In part thanks to the fallout from the financial crisis, consumers are starting to cotton on to the fact that there is no “set it and forget it” switch to their investment portfolios.
The majority of investors recently surveyed by Charles Schwab said that even though they may trust their financial advisor, they still check in from time to time to be sure they are working in their best interest.
Of investors who say they are actively engaged in investing, 72% check up on their their investments at least once a month.
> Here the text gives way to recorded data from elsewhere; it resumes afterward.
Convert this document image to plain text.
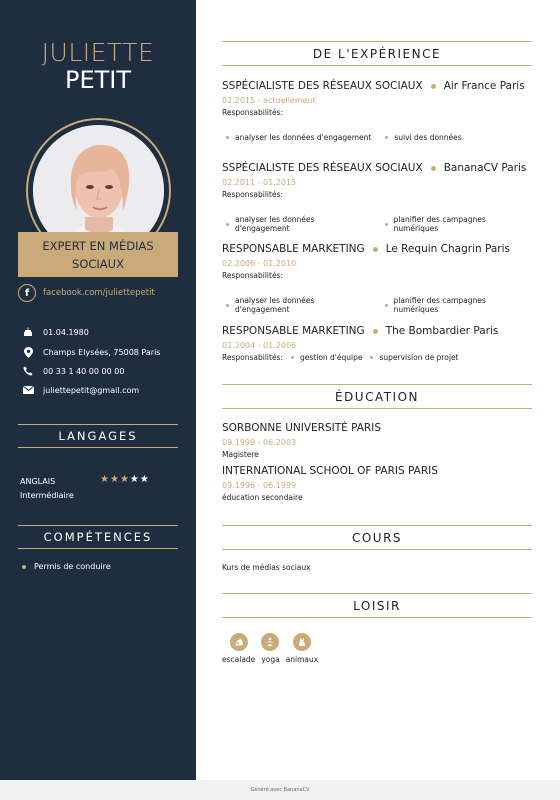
JULIETTE
PETIT
EXPERT EN MÉDIAS SOCIAUX
f	facebook.com/juliettepetit
01.04.1980
Champs Elysées, 75008 Paris
00 33 1 40 00 00 00
juliettepetit@gmail.com
LANGAGES
ANGLAIS
Intermédiaire
★★★★★
COMPÉTENCES
Permis de conduire
DE L'EXPÉRIENCE
SSPÉCIALISTE DES RÉSEAUX SOCIAUX Air France Paris
02.2015 - actuellement
Responsabilités:
analyser les données d'engagement	suivi des données
SSPÉCIALISTE DES RÉSEAUX SOCIAUX BananaCV Paris
02.2011 - 01.2015
Responsabilités:
analyser les données d'engagement
planifier des campagnes numériques
RESPONSABLE MARKETING Le Requin Chagrin Paris
02.2006 - 01.2010
Responsabilités:
analyser les données d'engagement
planifier des campagnes numériques
RESPONSABLE MARKETING The Bombardier Paris
01.2004 - 01.2006
Responsabilités: gestion d'équipe supervision de projet
ÉDUCATION
SORBONNE UNIVERSITÉ PARIS
09.1999 - 06.2003
Magistere
INTERNATIONAL SCHOOL OF PARIS PARIS
09.1996 - 06.1999
éducation secondaire
COURS
Kurs de médias sociaux
LOISIR
escalade yoga animaux
Généré avec BananaCV
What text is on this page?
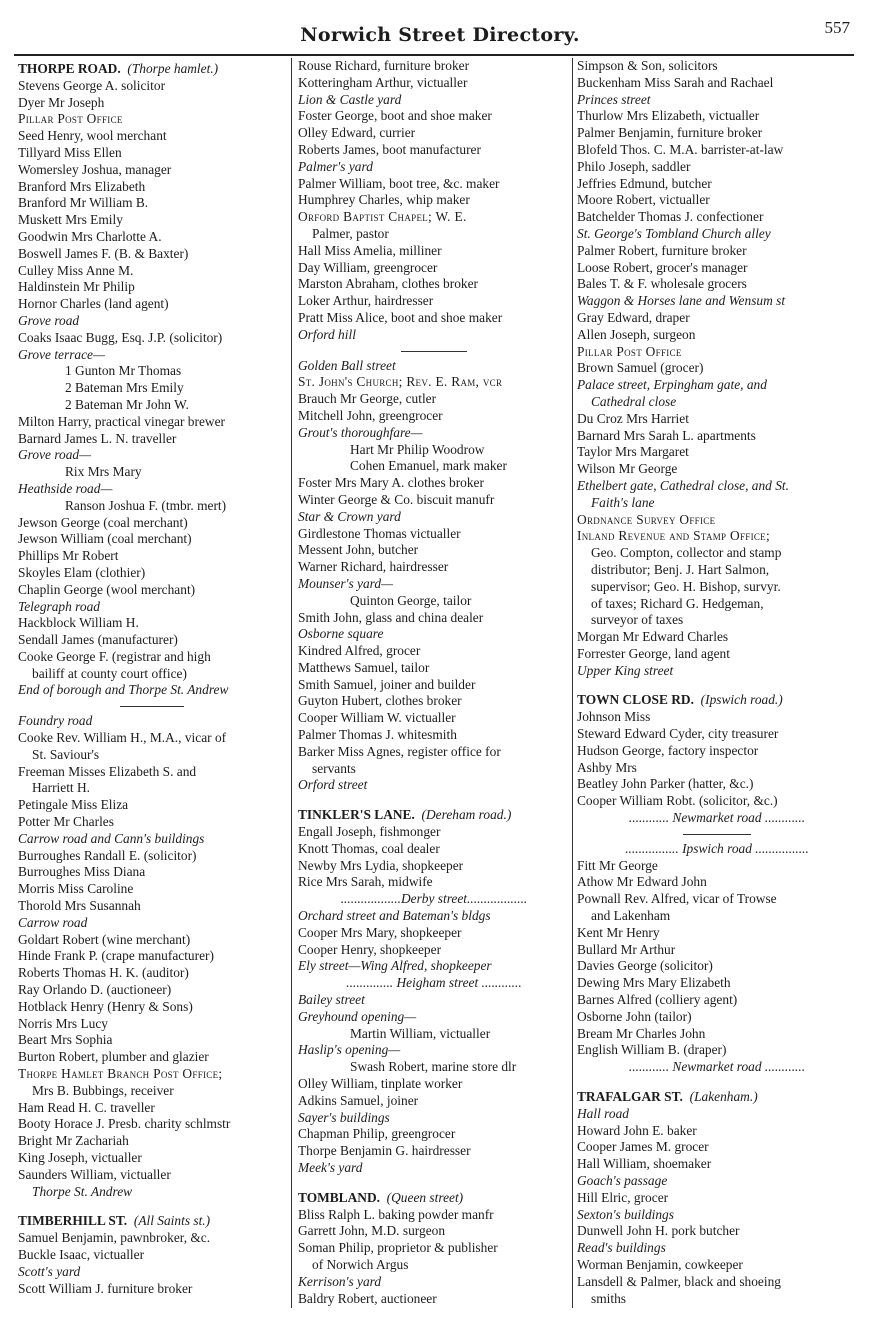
Norwich Street Directory.	557
THORPE ROAD. (Thorpe hamlet.)
Stevens George A. solicitor
Dyer Mr Joseph
Pillar Post Office
Seed Henry, wool merchant
Tillyard Miss Ellen
Womersley Joshua, manager
Branford Mrs Elizabeth
Branford Mr William B.
Muskett Mrs Emily
Goodwin Mrs Charlotte A.
Boswell James F. (B. & Baxter)
Culley Miss Anne M.
Haldinstein Mr Philip
Hornor Charles (land agent)
Grove road
Coaks Isaac Bugg, Esq. J.P. (solicitor)
Grove terrace—
1 Gunton Mr Thomas
2 Bateman Mrs Emily
2 Bateman Mr John W.
Milton Harry, practical vinegar brewer
Barnard James L. N. traveller
Grove road—
Rix Mrs Mary
Heathside road—
Ranson Joshua F. (tmbr. mert)
Jewson George (coal merchant)
Jewson William (coal merchant)
Phillips Mr Robert
Skoyles Elam (clothier)
Chaplin George (wool merchant)
Telegraph road
Hackblock William H.
Sendall James (manufacturer)
Cooke George F. (registrar and high
bailiff at county court office)
End of borough and Thorpe St. Andrew
Foundry road
Cooke Rev. William H., M.A., vicar of
St. Saviour's
Freeman Misses Elizabeth S. and
Harriett H.
Petingale Miss Eliza
Potter Mr Charles
Carrow road and Cann's buildings
Burroughes Randall E. (solicitor)
Burroughes Miss Diana
Morris Miss Caroline
Thorold Mrs Susannah
Carrow road
Goldart Robert (wine merchant)
Hinde Frank P. (crape manufacturer)
Roberts Thomas H. K. (auditor)
Ray Orlando D. (auctioneer)
Hotblack Henry (Henry & Sons)
Norris Mrs Lucy
Beart Mrs Sophia
Burton Robert, plumber and glazier
Thorpe Hamlet Branch Post Office;
Mrs B. Bubbings, receiver
Ham Read H. C. traveller
Booty Horace J. Presb. charity schlmstr
Bright Mr Zachariah
King Joseph, victualler
Saunders William, victualler
Thorpe St. Andrew
TIMBERHILL ST. (All Saints st.)
Samuel Benjamin, pawnbroker, &c.
Buckle Isaac, victualler
Scott's yard
Scott William J. furniture broker
Rouse Richard, furniture broker
Kotteringham Arthur, victualler
Lion & Castle yard
Foster George, boot and shoe maker
Olley Edward, currier
Roberts James, boot manufacturer
Palmer's yard
Palmer William, boot tree, &c. maker
Humphrey Charles, whip maker
Orford Baptist Chapel; W. E.
Palmer, pastor
Hall Miss Amelia, milliner
Day William, greengrocer
Marston Abraham, clothes broker
Loker Arthur, hairdresser
Pratt Miss Alice, boot and shoe maker
Orford hill
Golden Ball street
St. John's Church; Rev. E. Ram, vcr
Brauch Mr George, cutler
Mitchell John, greengrocer
Grout's thoroughfare—
Hart Mr Philip Woodrow
Cohen Emanuel, mark maker
Foster Mrs Mary A. clothes broker
Winter George & Co. biscuit manufr
Star & Crown yard
Girdlestone Thomas victualler
Messent John, butcher
Warner Richard, hairdresser
Mounser's yard—
Quinton George, tailor
Smith John, glass and china dealer
Osborne square
Kindred Alfred, grocer
Matthews Samuel, tailor
Smith Samuel, joiner and builder
Guyton Hubert, clothes broker
Cooper William W. victualler
Palmer Thomas J. whitesmith
Barker Miss Agnes, register office for
servants
Orford street
TINKLER'S LANE. (Dereham road.)
Engall Joseph, fishmonger
Knott Thomas, coal dealer
Newby Mrs Lydia, shopkeeper
Rice Mrs Sarah, midwife
..................Derby street..................
Orchard street and Bateman's bldgs
Cooper Mrs Mary, shopkeeper
Cooper Henry, shopkeeper
Ely street—Wing Alfred, shopkeeper
.............. Heigham street ............
Bailey street
Greyhound opening—
Martin William, victualler
Haslip's opening—
Swash Robert, marine store dlr
Olley William, tinplate worker
Adkins Samuel, joiner
Sayer's buildings
Chapman Philip, greengrocer
Thorpe Benjamin G. hairdresser
Meek's yard
TOMBLAND. (Queen street)
Bliss Ralph L. baking powder manfr
Garrett John, M.D. surgeon
Soman Philip, proprietor & publisher
of Norwich Argus
Kerrison's yard
Baldry Robert, auctioneer
Simpson & Son, solicitors
Buckenham Miss Sarah and Rachael
Princes street
Thurlow Mrs Elizabeth, victualler
Palmer Benjamin, furniture broker
Blofeld Thos. C. M.A. barrister-at-law
Philo Joseph, saddler
Jeffries Edmund, butcher
Moore Robert, victualler
Batchelder Thomas J. confectioner
St. George's Tombland Church alley
Palmer Robert, furniture broker
Loose Robert, grocer's manager
Bales T. & F. wholesale grocers
Waggon & Horses lane and Wensum st
Gray Edward, draper
Allen Joseph, surgeon
Pillar Post Office
Brown Samuel (grocer)
Palace street, Erpingham gate, and
Cathedral close
Du Croz Mrs Harriet
Barnard Mrs Sarah L. apartments
Taylor Mrs Margaret
Wilson Mr George
Ethelbert gate, Cathedral close, and St.
Faith's lane
Ordnance Survey Office
Inland Revenue and Stamp Office;
Geo. Compton, collector and stamp
distributor; Benj. J. Hart Salmon,
supervisor; Geo. H. Bishop, survyr.
of taxes; Richard G. Hedgeman,
surveyor of taxes
Morgan Mr Edward Charles
Forrester George, land agent
Upper King street
TOWN CLOSE RD. (Ipswich road.)
Johnson Miss
Steward Edward Cyder, city treasurer
Hudson George, factory inspector
Ashby Mrs
Beatley John Parker (hatter, &c.)
Cooper William Robt. (solicitor, &c.)
............ Newmarket road ............
................ Ipswich road ................
Fitt Mr George
Athow Mr Edward John
Pownall Rev. Alfred, vicar of Trowse
and Lakenham
Kent Mr Henry
Bullard Mr Arthur
Davies George (solicitor)
Dewing Mrs Mary Elizabeth
Barnes Alfred (colliery agent)
Osborne John (tailor)
Bream Mr Charles John
English William B. (draper)
............ Newmarket road ............
TRAFALGAR ST. (Lakenham.)
Hall road
Howard John E. baker
Cooper James M. grocer
Hall William, shoemaker
Goach's passage
Hill Elric, grocer
Sexton's buildings
Dunwell John H. pork butcher
Read's buildings
Worman Benjamin, cowkeeper
Lansdell & Palmer, black and shoeing
smiths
And of those, half make changes according to their financial and personal life situation.
It’s a positive sign, considering the insidiousness of 401(k) and financial advisory fees.
But we are far from having 100% total engagement, even for investors who have plenty of assets to worry about.
Charles Schwab asked more than 1,000 professionals with at least $250,000 in investible assets whether they take a hands-on approach to investing. The majority (60%) said they are engaged, but another 40% admitted they’re into the hands-off approach.
Why? Only one-third of less-engaged investors said it’s worth their time to be actively involved in their investments, and 20% automatically defer to their financial planner or advisor.
That’s not exactly a recipe for success.
“If you have a professional financial advisor, don’t assume that you should check your investments any less frequently,” says financial planner Dan Caplinger. “Advisors won’t necessarily contact you as often as you’d like, and they may not pay attention to the things that are most important to you. Keeping abreast of your own finances is crucial even if you’ve hired people to help you.”
Don’t get us wrong. We’re not saying people should learn to day trade on their lunch break (you may cyberstalk Warren Buffet but trust us — you’re no match for the pros). Following the ups and downs of the market on CNBC will get you nowhere either. By the time you’ve heard the news, it’s already too late to act on it, and chances are it will only distract you from your long-term goals.
The simpler your investment style, the less you’ll need to micromanage. The closest you can get these days to a low-maintenance strategy is relying on a low-cost index fund, an investment vehicle that consistently beats out actively managed portfolios.
Following up with your advisor a couple times per year, adjusting your investments as your life situation changes, and educating yourself about the cost of your investments along the way are just three simple ways to ensure your portfolio is working for you and not against you.